Now that’s totally scary, isn’t it ? But not quite the end of this hornet’s menace !!
They are also responsible for scores and scores of human deaths, around forty-two last year in China alone – many of them bee-keepers or people who live near apiaries. Nevertheless, our ever-helpful companion, the Japanese HoneyBee has devised an ingenious”military” tactic by virtue of which it successfully foils the hornet’s evil schemes (right on the nose of that demonic, crazy bug).
“When an Asian giant hornet (Vespa mandarinia) scout locates and approaches a Japanese honeybee hive it will emit specific pheromonal hunting signals. When the honeybees detect these pheromones, about one hundred will gather near the entrance of the nest and set up a trap, keeping it open apparently to draw the hornet further into the hive or allow it to enter on its own.
As the hornet enters the nest, a large ball (see image) of about five hundred honeybees surround it, completely covering it and preventing it from moving.
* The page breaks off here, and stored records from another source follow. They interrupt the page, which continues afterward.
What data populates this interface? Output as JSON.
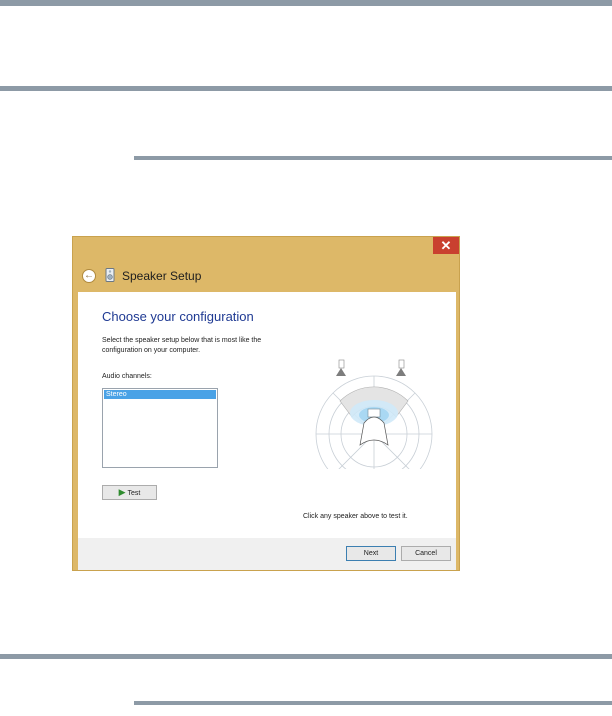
{
  "window": {
    "title": "Speaker Setup",
    "close_glyph": "✕",
    "back_glyph": "←"
  },
  "content": {
    "heading": "Choose your configuration",
    "description": "Select the speaker setup below that is most like the configuration on your computer.",
    "channels_label": "Audio channels:",
    "channels_options": [
      "Stereo"
    ],
    "selected_channel": "Stereo",
    "test_label": "Test",
    "hint": "Click any speaker above to test it.",
    "speakers": [
      "L",
      "R"
    ]
  },
  "footer": {
    "next_label": "Next",
    "cancel_label": "Cancel"
  },
  "colors": {
    "titlebar": "#ddb868",
    "close": "#c9402f",
    "heading": "#1f3a93",
    "selection": "#4aa2e6"
  }
}
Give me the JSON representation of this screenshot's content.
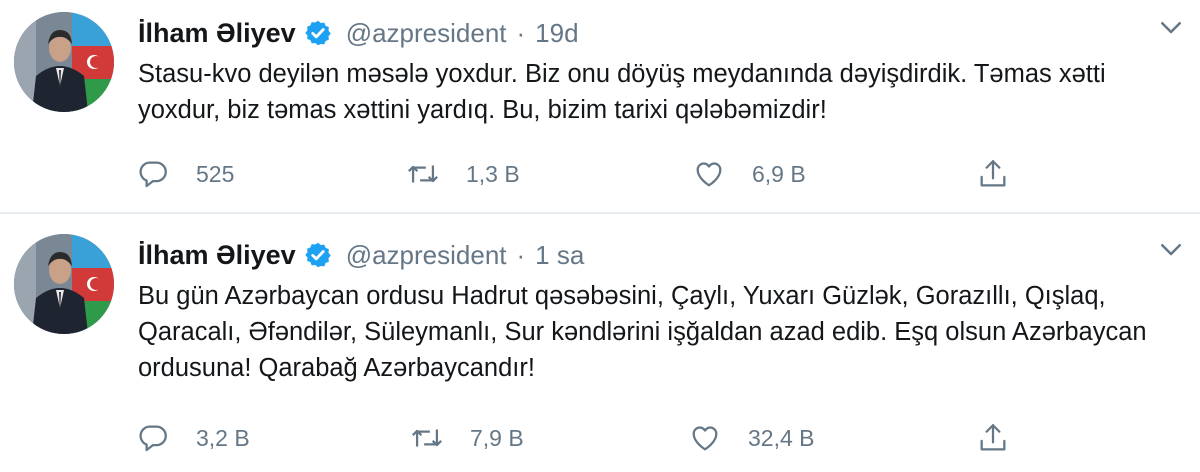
{
  "tweets": [
    {
      "author_name": "İlham Əliyev",
      "handle": "@azpresident",
      "separator": "·",
      "time": "19d",
      "text": "Stasu-kvo deyilən məsələ yoxdur. Biz onu döyüş meydanında dəyişdirdik. Təmas xətti yoxdur, biz təmas xəttini yardıq. Bu, bizim tarixi qələbəmizdir!",
      "reply_count": "525",
      "retweet_count": "1,3 B",
      "like_count": "6,9 B"
    },
    {
      "author_name": "İlham Əliyev",
      "handle": "@azpresident",
      "separator": "·",
      "time": "1 sa",
      "text": "Bu gün Azərbaycan ordusu Hadrut qəsəbəsini, Çaylı, Yuxarı Güzlək, Gorazıllı, Qışlaq, Qaracalı, Əfəndilər, Süleymanlı, Sur kəndlərini işğaldan azad edib. Eşq olsun Azərbaycan ordusuna! Qarabağ Azərbaycandır!",
      "reply_count": "3,2 B",
      "retweet_count": "7,9 B",
      "like_count": "32,4 B"
    }
  ],
  "icons": {
    "verified": "verified-badge-icon",
    "caret": "chevron-down-icon",
    "reply": "reply-bubble-icon",
    "retweet": "retweet-icon",
    "like": "heart-icon",
    "share": "share-upload-icon"
  },
  "colors": {
    "verified": "#1da1f2",
    "icon_gray": "#657786",
    "text": "#14171a",
    "divider": "#e6ecf0"
  }
}
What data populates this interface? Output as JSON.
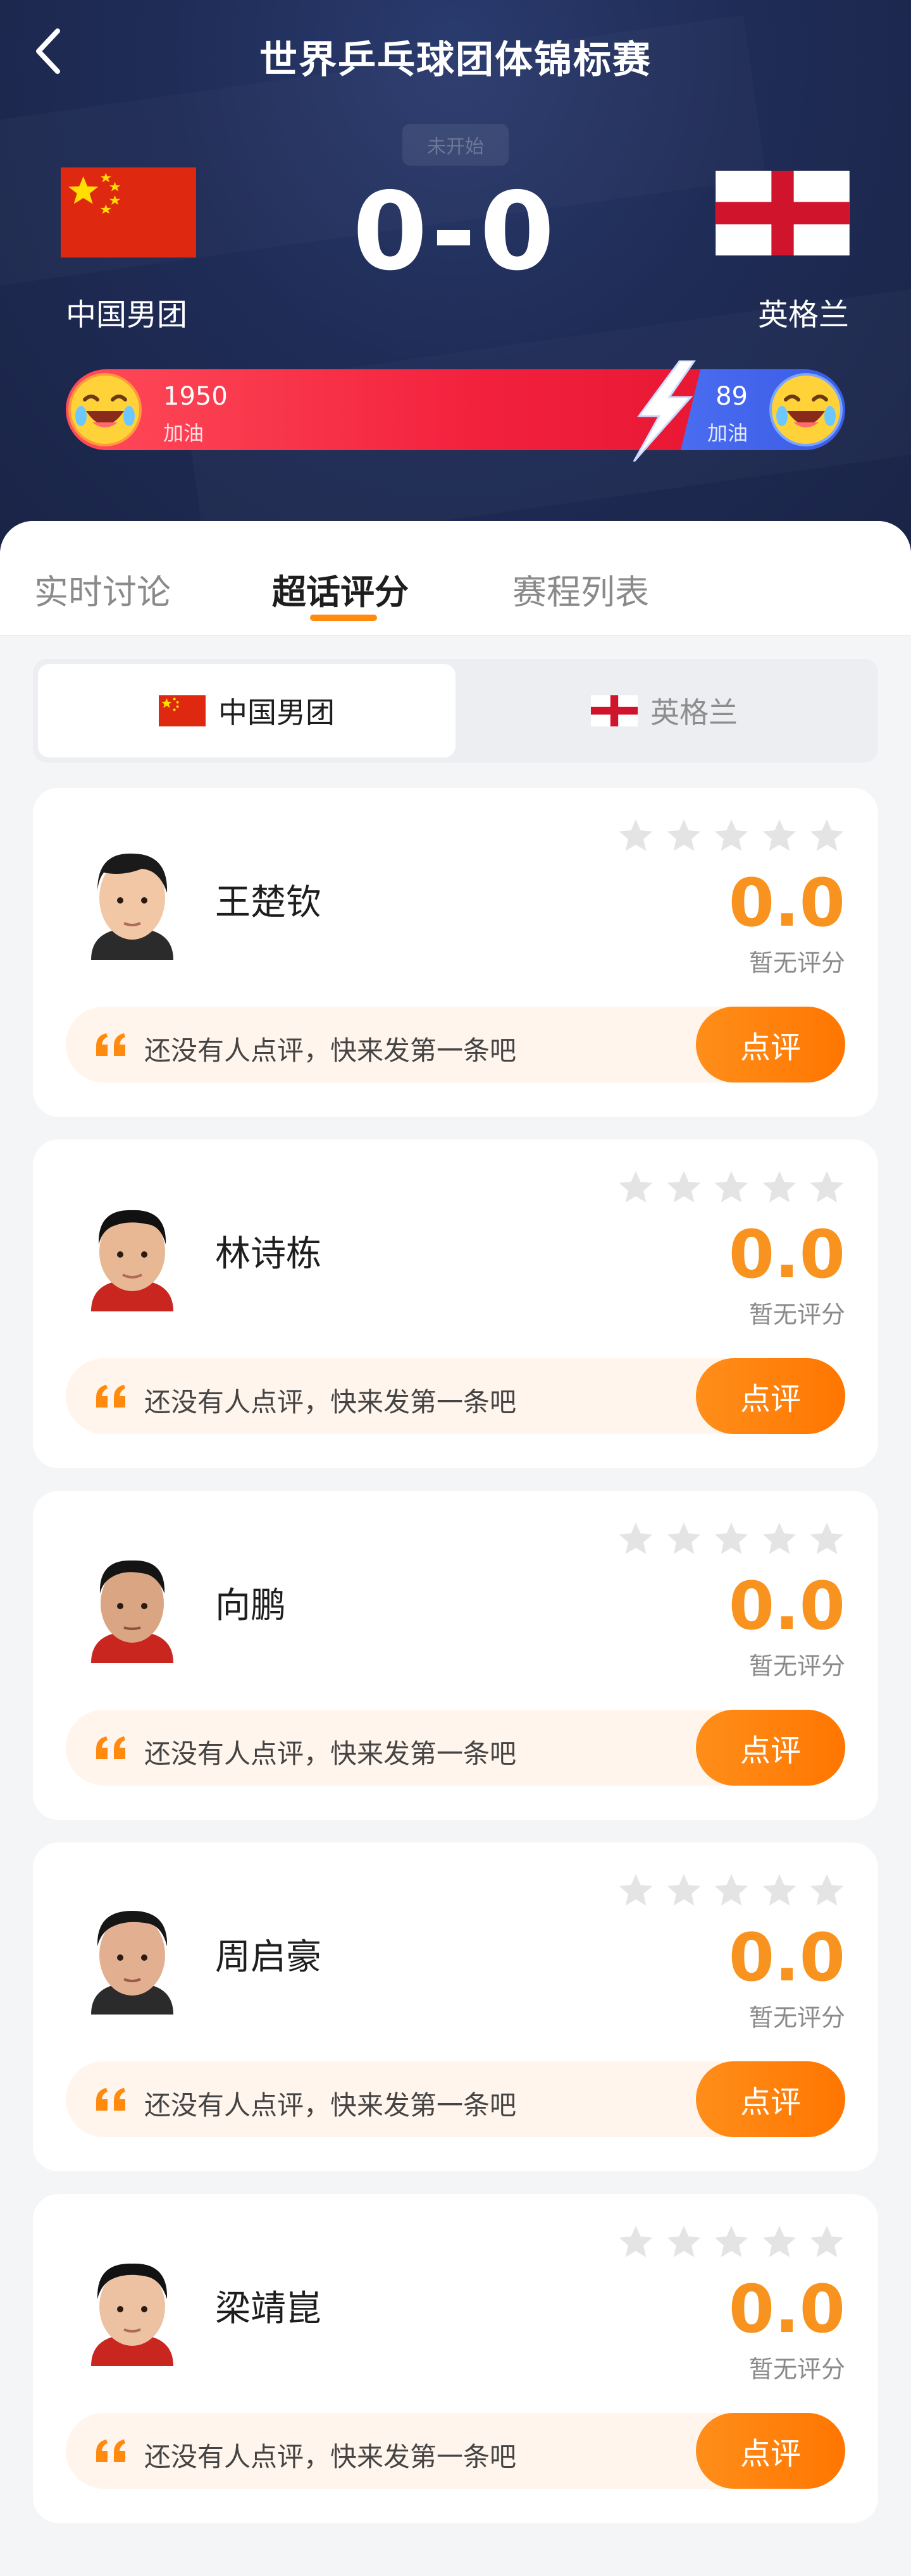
{
  "header": {
    "title": "世界乒乓球团体锦标赛",
    "back_icon": "chevron-left-icon",
    "status": "未开始",
    "score": "0-0",
    "home_team": "中国男团",
    "away_team": "英格兰",
    "home_cheer_count": "1950",
    "away_cheer_count": "89",
    "cheer_label": "加油",
    "colors": {
      "header_bg": "#1f2c56",
      "home_bar": "#f2203c",
      "away_bar": "#3a5ce6"
    }
  },
  "tabs": [
    {
      "label": "实时讨论",
      "active": false
    },
    {
      "label": "超话评分",
      "active": true
    },
    {
      "label": "赛程列表",
      "active": false
    }
  ],
  "team_switch": [
    {
      "label": "中国男团",
      "active": true
    },
    {
      "label": "英格兰",
      "active": false
    }
  ],
  "players": [
    {
      "name": "王楚钦",
      "score": "0.0",
      "rating": 0,
      "score_note": "暂无评分",
      "review_placeholder": "还没有人点评，快来发第一条吧",
      "button": "点评"
    },
    {
      "name": "林诗栋",
      "score": "0.0",
      "rating": 0,
      "score_note": "暂无评分",
      "review_placeholder": "还没有人点评，快来发第一条吧",
      "button": "点评"
    },
    {
      "name": "向鹏",
      "score": "0.0",
      "rating": 0,
      "score_note": "暂无评分",
      "review_placeholder": "还没有人点评，快来发第一条吧",
      "button": "点评"
    },
    {
      "name": "周启豪",
      "score": "0.0",
      "rating": 0,
      "score_note": "暂无评分",
      "review_placeholder": "还没有人点评，快来发第一条吧",
      "button": "点评"
    },
    {
      "name": "梁靖崑",
      "score": "0.0",
      "rating": 0,
      "score_note": "暂无评分",
      "review_placeholder": "还没有人点评，快来发第一条吧",
      "button": "点评"
    }
  ],
  "accent_color": "#ff7f0a"
}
The bees in the ball begin quickly vibrating their flight muscles, raising the temperature within the honeybee mass. In addition, the activity of the bees sharply raises the carbon dioxide (CO2) concentration within the ball. Japanese honeybees can generate temperatures of about 46 °C (115 °F), and at the CO2 concentrations they produce, they can tolerate temperatures of up to 51 °C(124 °F). However, the hornet cannot survive under these conditions for more than 10 minutes, resulting in its death. Several bees may die along with the intruder, but the death of the hornet scout prevents it from summoning reinforcements which could wipe out the colony.” – Wikipedia
There are SO many lessons of teamwork, unity, valor and self-sacrifice that one can learn from this tiny little insect. What can you not love about honeybees or animals in general? Even the Asian Giant Hornet plays an extremely important role in maintaining ecological balance, preying on pests and regulating the populations of several creepy-crawlies. What are we humans busy doing, by the way? Assassinating Gandhi Ji, Abe Lincoln and reading tabloid stories…. How about the Syrian conflict, drone strikes and the West-Gate mall attack?
Tell you something ironic, the Japanese weren’t exactly “satisfied” with this species of honeybee, their OWN species. So, they decided to import the fancy European honeybee into Japan because it produces honey more efficiently than it’s Japanese counterpart. However, what they didn’t realize is that hoity toity Eurobee ain’t got no brains to battle the malicious Asian Hornet !! The whole idea virtually collapsed when thousands and thousands of European Honeybee’s were left decapitated, their larvae chomped up and the honey looted in many bee yards. Thus, the humble Japanese Honeybee was once again crowned as the country’s flower-queen.
We have so much to learn from animals !!!